The International Olympics Committee has approved plans for the 2024 Olympic games in Paris. The event has been scaled down to fit a “post-corona world,” but will include full gender equality along with some new arrivals: skateboarding, sport climbing, surfing and breakdancing.

The details come from a Dec. 7 press release, which touts the plans for the Paris Olympics as flexible and geared toward youth audiences. The new events and full gender parity were the main focus: although next year’s Tokyo Olympics will get close with 48.8% female athletes, Paris will be the first time the number has been exactly the same.

“With this program, we are making the Olympic Games Paris 2024 fit for the post-corona world, reducing the cost and complexity of hosting the Games,” said committee president Thomas Bach. “There is also a strong focus on youth.”

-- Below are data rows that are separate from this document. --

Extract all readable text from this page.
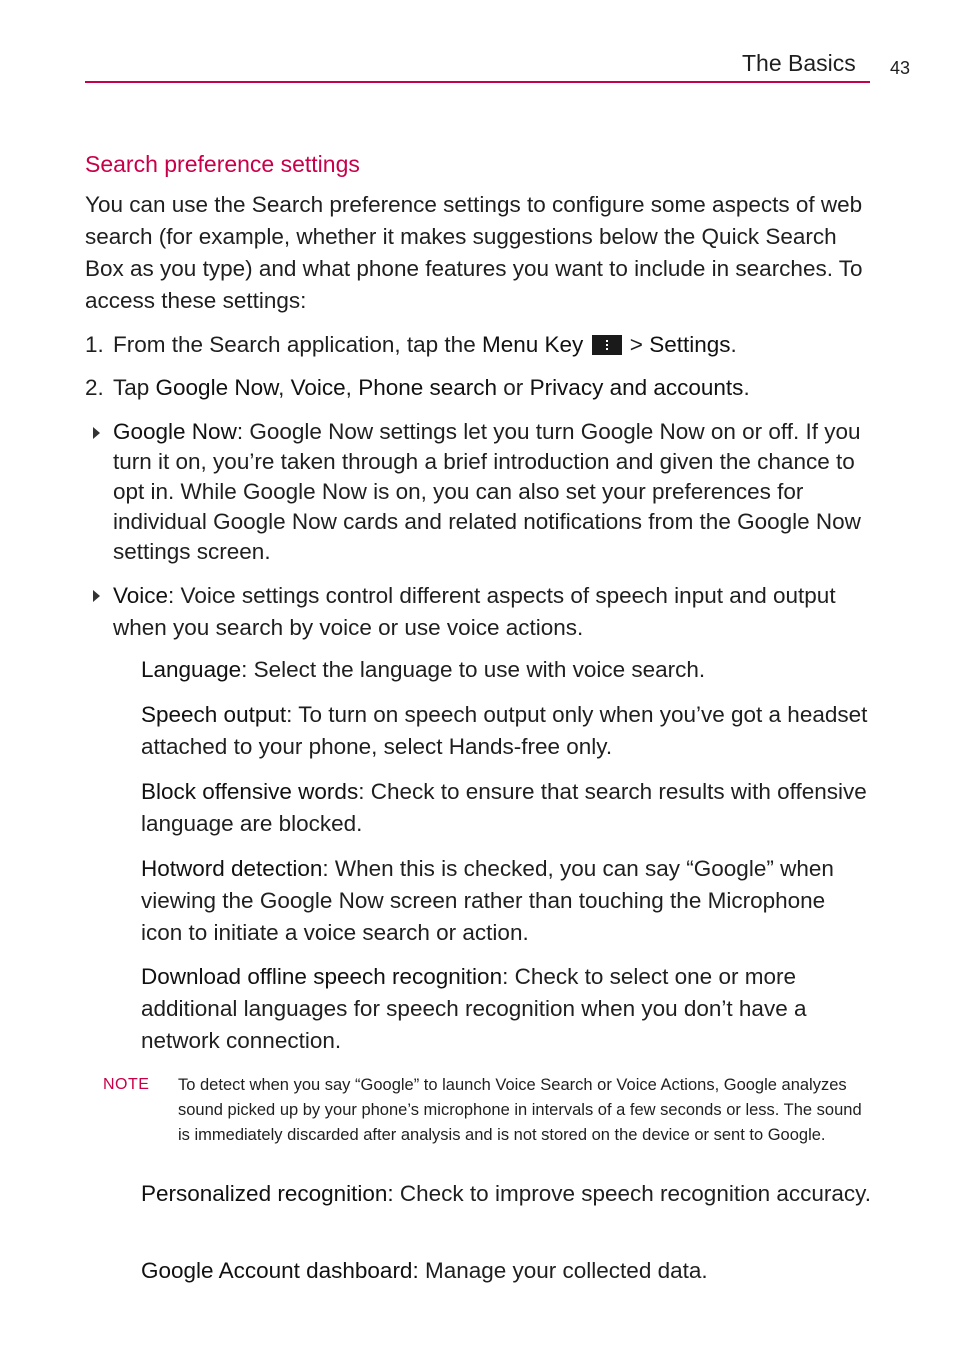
The Basics 43
Search preference settings

You can use the Search preference settings to configure some aspects of web search (for example, whether it makes suggestions below the Quick Search Box as you type) and what phone features you want to include in searches. To access these settings:

1. From the Search application, tap the Menu Key
> Settings.
2. Tap Google Now, Voice, Phone search or Privacy and accounts.
Google Now: Google Now settings let you turn Google Now on or off. If you turn it on, you’re taken through a brief introduction and given the chance to opt in. While Google Now is on, you can also set your preferences for individual Google Now cards and related notifications from the Google Now settings screen.
Voice: Voice settings control different aspects of speech input and output when you search by voice or use voice actions.
Language: Select the language to use with voice search.
Speech output: To turn on speech output only when you’ve got a headset attached to your phone, select Hands-free only.
Block offensive words: Check to ensure that search results with offensive language are blocked.
Hotword detection: When this is checked, you can say “Google” when viewing the Google Now screen rather than touching the Microphone icon to initiate a voice search or action.
Download offline speech recognition: Check to select one or more additional languages for speech recognition when you don’t have a network connection.
NOTE To detect when you say “Google” to launch Voice Search or Voice Actions, Google analyzes sound picked up by your phone’s microphone in intervals of a few seconds or less. The sound is immediately discarded after analysis and is not stored on the device or sent to Google.
Personalized recognition: Check to improve speech recognition accuracy.
Google Account dashboard: Manage your collected data.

The inclusion of breakdancing is one hallmark of the focus on new generations. The sport was buoyed by strong interest at the 2018 Youth Olympic Games in Buenos Aires.

Johanna Rodrigues is a rare female face on India's breakdancing scene
Johanna Rodrigues is a rare female face on India's breakdancing scene AFP / Manjunath Kiran

More generally the release talks about an “expanded urban sport concept” to “showcase youth-focused events that are inclusive, engaging and can be practiced outside conventional arenas.”

The sheer size of the event, however, has been reduced. Almost 600 fewer athletes will head to Paris than Tokyo, to a total of 10,500. The committee has spread out the reductions, but larger sports that can bear the loss will face greater cuts.

The final number of events in 2024 will be 329, ten less than in Tokyo. The biggest hits came to the boxing and weightlifting communities, which saw a reduction due to falling faith in the sports’ international governing bodies and, in the case of weightlifting, ongoing doping scandals.